Primer premio modalidad de castellano 2008

Corazón de tango

(Alain Unzu)


Cogí carrerilla y salté. Instintivamente levanté la mirada al cielo y perdí de vista las amarillentas hojas del enorme sicomoro plantado ante la muralla. Por un momento, las estrellas dejaron de titilar y yo cerré los ojos. Supongo que sería ese un gesto de despedida de los astros hacia mí. Un hasta luego quizás. Había oído historias que hablaban de las almas de los muertos que vagaban por el espacio buscando su lugar entre las estrellas. Nunca busqué explicaciones a la vida y por eso me pareció descortés exigírselas a la muerte.
Y me sorprendí paseando por el cementerio de la mano de mi padre bajo la sombra de las moreras aparasoladas, con un atado de dalias amarillas recién cortadas para lucir sobre la lápida de mamá, degustando las terrosas pastillas de chocolate casero que la tía me ofrecía al llegar de la escuela y saltando sobre los charcos del primitivo empedrado intentando mojar los breeches de pana verde que con tanto disgusto creía recordar. Aprecié las sonrisas clandestinas de Leticia, la novia rubia del jefe de la clase, en los recreos lluviosos del mes de abril, y la recordé agarrándome la mano con ternura entre los abrazos sentidos de los compañeros de clase mientras acompañábamos el féretro de papá sorteando los cipreses enlutados de aterradora figura.
Redescubrí entre mis labios el amargor de las ciruelas verdes y la dulzura de los besos de María, el olor de los olivos florecientes y la fragancia de la tierra húmeda. Me estremecí al sentir la llovizna vespertina mientras paseaba con Laica, mestiza de mil perros y fiel como nadie pueda serlo jamás, mientras ladraba feroz a las inmensas bandadas de tordos desterrados de todo lugar y que en todo lugar arrasaban cosechas, más por orgullosa venganza que por pura necesidad, ante la inerte mirada de inocentes espantapájaros.
Me conmoví al reconocer las determinadas pruebas de amor que Cristina me demostró durante el tedioso segundo grado y me enfurecí ante mis altaneras respuestas, mientras creía volar sobre los campos recolectados, soportando el opresivo calor de las tardes muertas de agosto.
Y dejé de respirar. Al menos no tenía conciencia de estar aspirando oxígeno hacia mis pulmones. Esperaba un tremendo impacto contra el vetusto adoquinado, pero no sentía dolor alguno. A través de mis parpados cerrados seguía evocando acontecimientos que apenas recordaba haber vivido, pero ahora los sentía tan cercanos en el tiempo, tan poderosos en mi memoria, que era imposible dudar que los hubiera disfrutado. Era yo el protagonista de mi vida, asomándome al pasado en una artesanal filmación en un bucle intemporal de realidad y nostalgia, de vivencias y simulacros.
Como la descarga final de una noche de fuegos de artificio, un torrente de imágenes corrieron ante mí.

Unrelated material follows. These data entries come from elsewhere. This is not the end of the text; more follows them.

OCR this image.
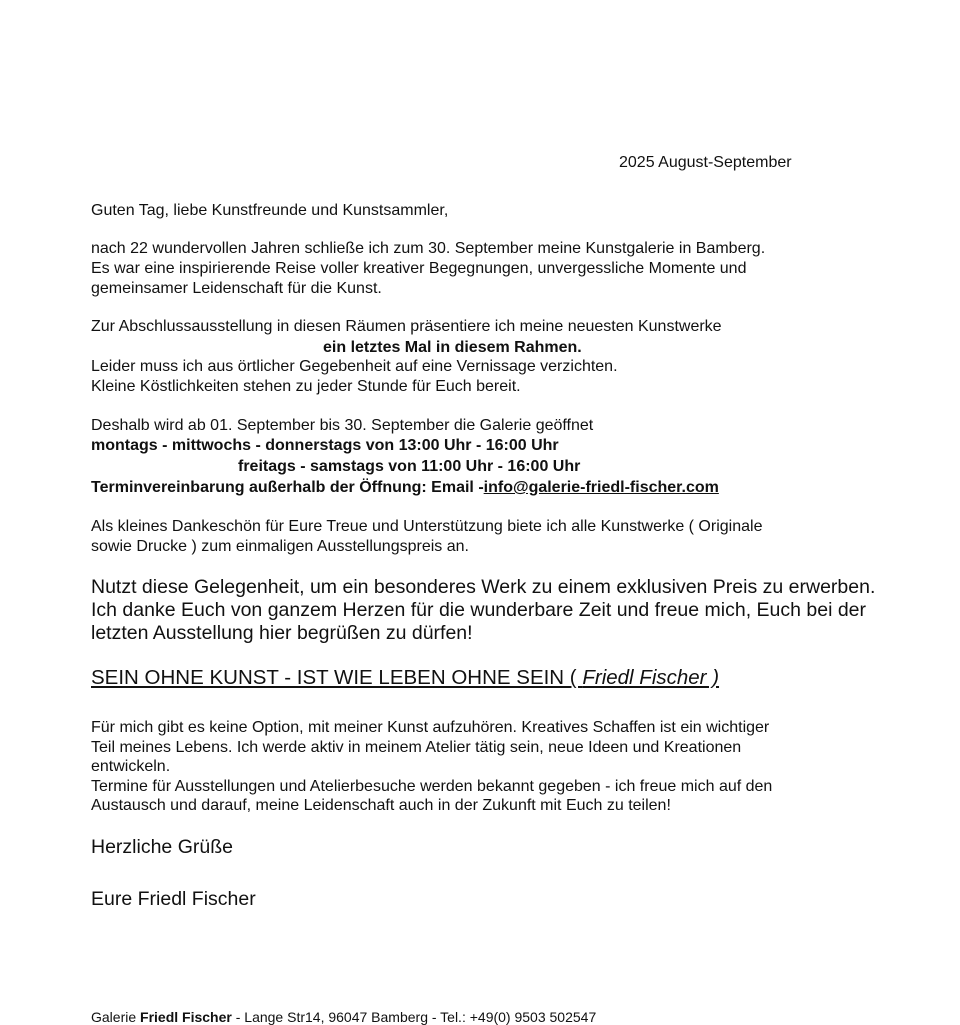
2025 August-September
Guten Tag, liebe Kunstfreunde und Kunstsammler,
nach 22 wundervollen Jahren schließe ich zum 30. September meine Kunstgalerie in Bamberg.
Es war eine inspirierende Reise voller kreativer Begegnungen, unvergessliche Momente und
gemeinsamer Leidenschaft für die Kunst.
Zur Abschlussausstellung in diesen Räumen präsentiere ich meine neuesten Kunstwerke
ein letztes Mal in diesem Rahmen.
Leider muss ich aus örtlicher Gegebenheit auf eine Vernissage verzichten.
Kleine Köstlichkeiten stehen zu jeder Stunde für Euch bereit.
Deshalb wird ab 01. September bis 30. September die Galerie geöffnet
montags - mittwochs - donnerstags von 13:00 Uhr - 16:00 Uhr
freitags - samstags von 11:00 Uhr - 16:00 Uhr
Terminvereinbarung außerhalb der Öffnung: Email -info@galerie-friedl-fischer.com
Als kleines Dankeschön für Eure Treue und Unterstützung biete ich alle Kunstwerke ( Originale
sowie Drucke ) zum einmaligen Ausstellungspreis an.
Nutzt diese Gelegenheit, um ein besonderes Werk zu einem exklusiven Preis zu erwerben.
Ich danke Euch von ganzem Herzen für die wunderbare Zeit und freue mich, Euch bei der
letzten Ausstellung hier begrüßen zu dürfen!
SEIN OHNE KUNST - IST WIE LEBEN OHNE SEIN ( Friedl Fischer )
Für mich gibt es keine Option, mit meiner Kunst aufzuhören. Kreatives Schaffen ist ein wichtiger
Teil meines Lebens. Ich werde aktiv in meinem Atelier tätig sein, neue Ideen und Kreationen
entwickeln.
Termine für Ausstellungen und Atelierbesuche werden bekannt gegeben - ich freue mich auf den
Austausch und darauf, meine Leidenschaft auch in der Zukunft mit Euch zu teilen!
Herzliche Grüße
Eure Friedl Fischer
Galerie Friedl Fischer - Lange Str14, 96047 Bamberg - Tel.: +49(0) 9503 502547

Y me descubrí tumbado en la noche, hipnotizado ante la inquebrantable voluntad de las perseidas, destapando amaneceres, sorteando lejanías, caminando por el arremolinado cielo de llameantes estrellas que Van Gogh inmortalizara en la soledad de su tempestuosa cordura. Me sorprendí radiante entre la multitud festiva de una mañana de mercado, navegando entre sueños, surcando colinas y caminando mares; de mar y de tierra, de fuego y de aire.
Abrí los ojos y caminé hacia la luz. Me sentía diáfano ante las emociones.

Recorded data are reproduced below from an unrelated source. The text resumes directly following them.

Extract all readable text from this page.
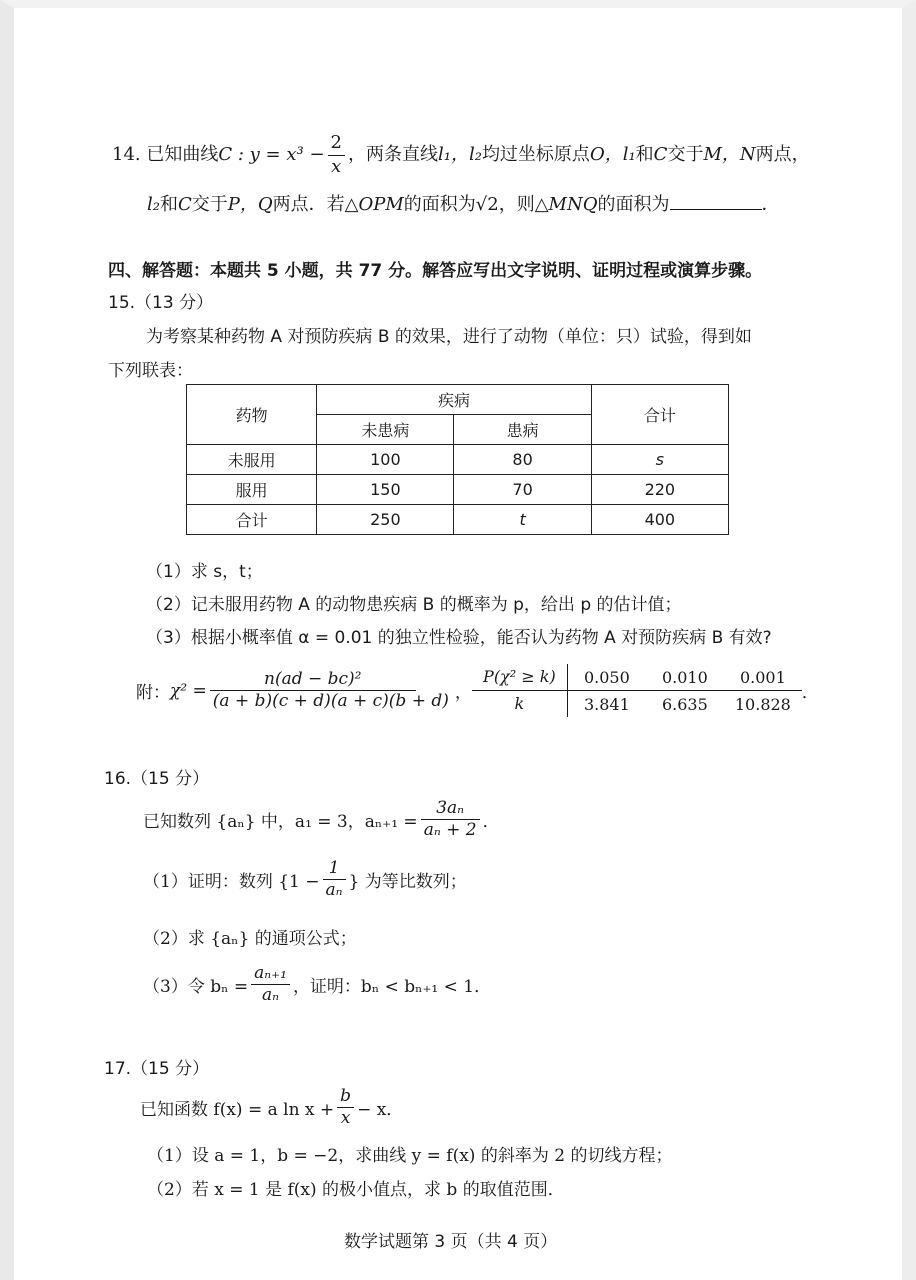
14. 已知曲线C : $y = x^3 - \frac{2}{x}$ ，两条直线l₁，l₂均过坐标原点O，l₁和C交于M，N两点，
l₂和C交于P，Q两点．若△OPM的面积为√2，则△MNQ的面积为	．
四、解答题：本题共 5 小题，共 77 分。解答应写出文字说明、证明过程或演算步骤。
15.（13 分）
为考察某种药物 A 对预防疾病 B 的效果，进行了动物（单位：只）试验，得到如
下列联表：
药物	疾病		合计
	未患病	患病	
未服用	100	80	s
服用	150	70	220
合计	250	t	400
（1）求 s，t；
（2）记未服用药物 A 的动物患疾病 B 的概率为 p，给出 p 的估计值；
（3）根据小概率值 α = 0.01 的独立性检验，能否认为药物 A 对预防疾病 B 有效?
附： $\chi^2 = \frac{\text{n(ad − bc)²}}{(a + b)(c + d)(a + c)(b + d)}$ ，
P(χ² ≥ k)	0.050	0.010	0.001
k	3.841	6.635	10.828
．
16.（15 分）
已知数列 {aₙ} 中，a₁ = 3，$a_{n+1} = \frac{\text{3aₙ}}{\text{aₙ + 2}}$ ．
（1）证明：数列 {$1 - \frac{1}{\text{aₙ}}$ } 为等比数列；
（2）求 {aₙ} 的通项公式；
（3）令 $b_n = \frac{\text{aₙ₊₁}}{\text{aₙ}}$ ，证明：bₙ < bₙ₊₁ < 1．
17.（15 分）
已知函数 f(x) = a $\ln x + \frac{b}{x} - x$．
（1）设 a = 1，b = −2，求曲线 y = f(x) 的斜率为 2 的切线方程；
（2）若 x = 1 是 f(x) 的极小值点，求 b 的取值范围．
数学试题第 3 页（共 4 页）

Y todo regresó a su lugar. Se encajaron las piezas erradas, manaron de los cielos las extraviadas y como en un puzzle concluido, todo lo percibí con la franqueza de las verdades absolutas, comprendiendo el vacío que supone la muerte y el dolor en que se transforma la soledad.
Avancé hacía la luz que acogedoramente me abrazaba mientras las guitarras de Doctor Deseo golpeaban en mi mente y la sugerente voz de Francis me despedía susurrando mentiras, o quizás verdades.
 «Vamos a engañarnos y dime mi cielo que esto va a durar siempre».